This will be the most difficult Guinness Six Nations yet according to France coach Fabien Galthié, who wants his side to build the final step that can take them over the top.
After finishing runners-up in each of the last two campaigns, France enter this year’s Championship hoping to lift the trophy, having last done so back in 2010.
With two home games to start, against Italy and then Ireland, and another clash with England at the Stade de France to finish, there is a good opportunity for a France team who won three from three in the Autumn Nations Series including a convincing win over New Zealand.
But Galthié is only too aware of how tough this year’s Championship will be.
He said: “This Championship is always very difficult because every team has great potential to win and every game is different and unique.

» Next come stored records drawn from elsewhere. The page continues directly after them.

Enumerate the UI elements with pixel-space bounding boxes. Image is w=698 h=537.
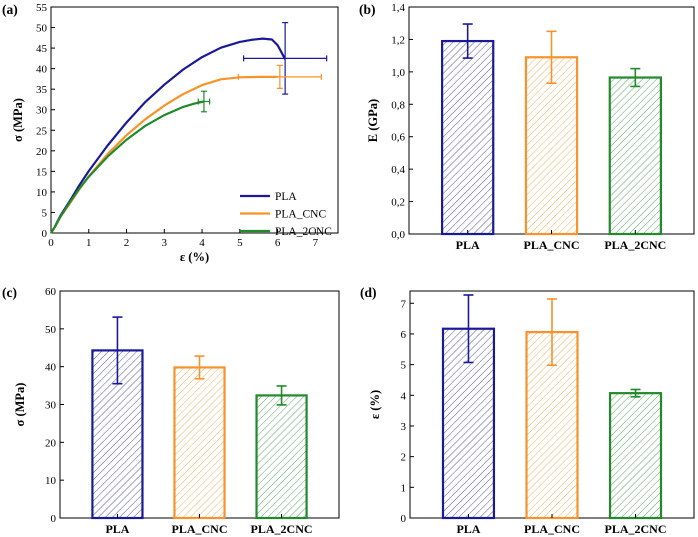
y-tick-label: 1	[401, 482, 407, 494]
y-tick-label: 10	[36, 187, 48, 199]
y-tick-label: 1,2	[391, 34, 405, 46]
y-tick-label: 6	[401, 329, 407, 341]
category-label: PLA	[105, 522, 129, 536]
x-axis-label: ε (%)	[180, 250, 209, 264]
category-label: PLA	[456, 238, 480, 252]
y-tick-label: 20	[36, 146, 48, 158]
y-tick-label: 2	[401, 452, 407, 464]
y-tick-label: 40	[36, 64, 48, 76]
y-tick-label: 15	[36, 166, 48, 178]
category-label: PLA_2CNC	[604, 238, 666, 252]
y-tick-label: 5	[42, 207, 48, 219]
y-tick-label: 7	[401, 298, 407, 310]
bar-pla	[441, 39, 495, 236]
bar-pla-2cnc	[608, 76, 662, 236]
y-tick-label: 5	[401, 360, 407, 372]
y-tick-label: 50	[45, 324, 57, 336]
y-tick-label: 1,0	[391, 67, 405, 79]
category-label: PLA	[456, 522, 480, 536]
y-axis-label: E (GPa)	[366, 99, 380, 142]
y-tick-label: 20	[45, 437, 57, 449]
panel-d-elongation-bars: (d) ε (%) 0 1 2 3 4 5 6 7 PLA PLA_CNC PLA_2CNC	[360, 285, 695, 536]
series-line-pla	[50, 37, 287, 234]
bar-pla-cnc	[524, 56, 579, 236]
y-tick-label: 25	[36, 125, 48, 137]
category-label: PLA_CNC	[524, 522, 580, 536]
y-tick-label: 0,6	[391, 132, 405, 144]
y-axis-label: σ (MPa)	[13, 383, 27, 427]
x-tick-label: 0	[48, 237, 54, 249]
bar-pla-2cnc	[255, 394, 308, 520]
y-tick-label: 0,8	[391, 99, 405, 111]
legend-label: PLA_CNC	[275, 209, 326, 221]
y-tick-label: 50	[36, 23, 48, 35]
y-tick-label: 0	[42, 228, 48, 240]
y-tick-label: 40	[45, 362, 57, 374]
y-tick-label: 0,2	[391, 197, 405, 209]
legend-label: PLA	[275, 191, 297, 203]
y-tick-label: 0	[401, 513, 407, 525]
x-tick-label: 4	[199, 237, 205, 249]
y-tick-label: 30	[36, 105, 48, 117]
x-tick-label: 5	[237, 237, 243, 249]
y-tick-label: 30	[45, 400, 57, 412]
legend-label: PLA_2CNC	[275, 226, 332, 238]
bar-pla-2cnc	[608, 392, 663, 520]
y-tick-label: 4	[401, 390, 407, 402]
category-label: PLA_2CNC	[605, 522, 667, 536]
y-tick-label: 3	[401, 421, 407, 433]
x-tick-label: 1	[86, 237, 92, 249]
category-label: PLA_CNC	[172, 522, 228, 536]
panel-label: (d)	[360, 285, 377, 300]
y-tick-label: 45	[36, 43, 48, 55]
x-tick-label: 2	[124, 237, 130, 249]
panel-label: (b)	[359, 2, 376, 17]
bar-pla-cnc	[173, 366, 226, 520]
category-label: PLA_CNC	[524, 238, 580, 252]
y-tick-label: 0,0	[391, 229, 405, 241]
panel-b-modulus-bars: (b) E (GPa) 0,0 0,2 0,4 0,6 0,8 1,0 1,2 1,4 PLA PLA…	[359, 2, 695, 252]
series-line-pla-cnc	[50, 75, 278, 234]
panel-label: (a)	[2, 2, 18, 17]
panel-label: (c)	[2, 285, 17, 300]
y-axis-label: ε (%)	[368, 390, 382, 419]
x-tick-label: 6	[275, 237, 281, 249]
y-tick-label: 1,4	[391, 2, 405, 14]
x-tick-label: 7	[313, 237, 319, 249]
y-tick-label: 55	[36, 2, 48, 14]
category-label: PLA_2CNC	[251, 522, 313, 536]
series-line-pla-2cnc	[50, 100, 205, 234]
y-tick-label: 10	[45, 475, 57, 487]
panel-c-strength-bars: (c) σ (MPa) 0 10 20 30 40 50 60 PLA PLA_CNC PLA_2CN…	[2, 285, 340, 536]
plot-frame	[50, 6, 339, 234]
y-tick-label: 35	[36, 84, 48, 96]
y-tick-label: 0,4	[391, 164, 405, 176]
x-tick-label: 3	[162, 237, 168, 249]
y-tick-label: 60	[45, 286, 57, 298]
y-axis-label: σ (MPa)	[11, 98, 25, 142]
y-tick-label: 0	[51, 513, 57, 525]
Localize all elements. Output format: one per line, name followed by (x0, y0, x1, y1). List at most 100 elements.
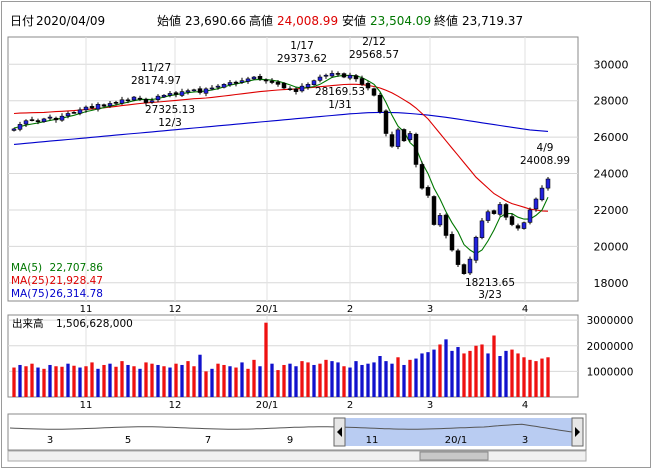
candle-body (101, 104, 107, 107)
volume-bar (24, 366, 28, 397)
volume-y-axis: 3000000 2000000 1000000 (587, 315, 634, 378)
legend-entry-value: 26,314.78 (50, 288, 103, 300)
candle-body (263, 79, 269, 82)
candle-body (419, 164, 425, 189)
candle-body (83, 106, 89, 111)
volume-bar (348, 367, 352, 397)
candle-body (119, 99, 125, 104)
navigator-scrollbar-track[interactable] (7, 450, 587, 462)
volume-bar (504, 350, 508, 397)
volume-bar (228, 366, 232, 397)
volume-bar (234, 367, 238, 397)
volume-bar (492, 335, 496, 397)
volume-bar (480, 344, 484, 397)
candle-body (461, 264, 467, 274)
volume-bar (222, 364, 226, 397)
annotation-value: 27325.13 (145, 104, 195, 116)
volume-bar (264, 322, 268, 397)
volume-bar (510, 349, 514, 397)
volume-bar (414, 358, 418, 397)
candle-body (95, 104, 101, 110)
navigator-x-tick-label: 3 (522, 435, 528, 446)
candle-body (197, 88, 203, 93)
annotation-value: 24008.99 (520, 155, 570, 167)
candle-body (413, 133, 419, 165)
header-high-label: 高値 (249, 13, 273, 28)
legend-entry-name: MA(75) (11, 288, 49, 300)
volume-bar (168, 367, 172, 397)
volume-x-tick-label: 3 (427, 400, 433, 411)
volume-bar (216, 363, 220, 397)
header-open-label: 始値 (157, 13, 181, 28)
volume-bar (372, 362, 376, 397)
candle-body (281, 82, 287, 89)
navigator-scrollbar-thumb[interactable] (419, 451, 489, 461)
header-open: 23,690.66 (185, 14, 246, 28)
candle-body (323, 74, 329, 77)
header-high: 24,008.99 (277, 14, 338, 28)
volume-bar (474, 345, 478, 397)
candle-body (455, 250, 461, 265)
candle-body (215, 85, 221, 88)
volume-bar (114, 366, 118, 397)
header-low-label: 安値 (342, 13, 366, 28)
candle-body (335, 73, 341, 75)
candle-body (467, 258, 473, 274)
candle-body (227, 82, 233, 86)
price-y-tick-label: 24000 (594, 168, 629, 181)
volume-bar (198, 354, 202, 397)
legend-entry-value: 21,928.47 (50, 275, 103, 287)
navigator-selection[interactable] (342, 418, 574, 446)
volume-bar (60, 366, 64, 397)
volume-latest-value: 1,506,628,000 (56, 318, 133, 330)
navigator-x-axis: 3 5 7 9 11 20/1 3 (47, 435, 528, 446)
volume-bar (270, 363, 274, 397)
candle-body (11, 128, 17, 131)
volume-bar (498, 356, 502, 397)
candle-body (173, 92, 179, 95)
volume-x-tick-label: 12 (169, 400, 182, 411)
volume-bar (54, 366, 58, 397)
candle-body (203, 88, 209, 94)
annotation-date: 12/3 (158, 117, 182, 129)
candle-body (179, 91, 185, 96)
legend-entry-value: 22,707.86 (50, 262, 104, 274)
volume-bar (192, 366, 196, 397)
price-x-axis: 11 12 20/1 2 3 4 (80, 304, 529, 315)
volume-bar (18, 364, 22, 397)
navigator[interactable]: 3 5 7 9 11 20/1 3 (7, 413, 587, 462)
candle-body (191, 89, 197, 92)
candle-body (407, 133, 413, 140)
price-y-tick-label: 22000 (594, 204, 629, 217)
annotation-date: 1/31 (328, 99, 352, 111)
navigator-right-arrow-icon (575, 427, 580, 437)
volume-bar (312, 364, 316, 397)
volume-bar (66, 363, 70, 397)
candle-body (371, 88, 377, 96)
candle-body (299, 85, 305, 92)
volume-x-tick-label: 11 (80, 400, 93, 411)
volume-bar (402, 364, 406, 397)
volume-bar (528, 359, 532, 397)
candle-body (485, 211, 491, 221)
volume-bar (240, 362, 244, 397)
header-date-label: 日付 (10, 14, 34, 28)
candle-body (383, 110, 389, 134)
candle-body (395, 129, 401, 147)
volume-bar (282, 364, 286, 397)
price-x-tick-label: 11 (80, 304, 93, 315)
candle-body (365, 82, 371, 89)
candle-body (65, 113, 71, 117)
price-x-tick-label: 20/1 (256, 304, 278, 315)
volume-bar (408, 359, 412, 397)
price-grid (8, 37, 578, 301)
volume-bar (426, 352, 430, 397)
candle-body (533, 198, 539, 210)
candle-body (359, 78, 365, 85)
volume-bar (306, 362, 310, 397)
volume-bar (534, 361, 538, 397)
volume-x-tick-label: 2 (347, 400, 353, 411)
volume-bar (48, 364, 52, 397)
volume-bar (444, 339, 448, 397)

They have different strategies and tactics. Our ambition is to win our games and win the competitions.
“Our ambition has remained the same and we have learned a lot from all these experiences. We keep improving as a staff and as players, who have improved the level of maturity. We want with this great experience that we keep nurturing, to be able to build the last step and achieve the last stage in the process. We are building that last step.”
The 40-25 success over the All Blacks was one of the standout results of the Autumn Nations Series and the latest proof that Galthié is building a formidable side.
And while he has not yet had the opportunity to gauge whether the players have grown in confidence since that success, from afar, he believes there has certainly been a change in mindset.
He added: “We had the game and said goodbye. We’ve been together again for two days and haven’t had time to talk about it. We’ve not had time to realise the impact of the victory on the players. As far as I could see when they have been in their clubs, they have looked happy and kept growing and enjoyed playing. They look happy and physically well.”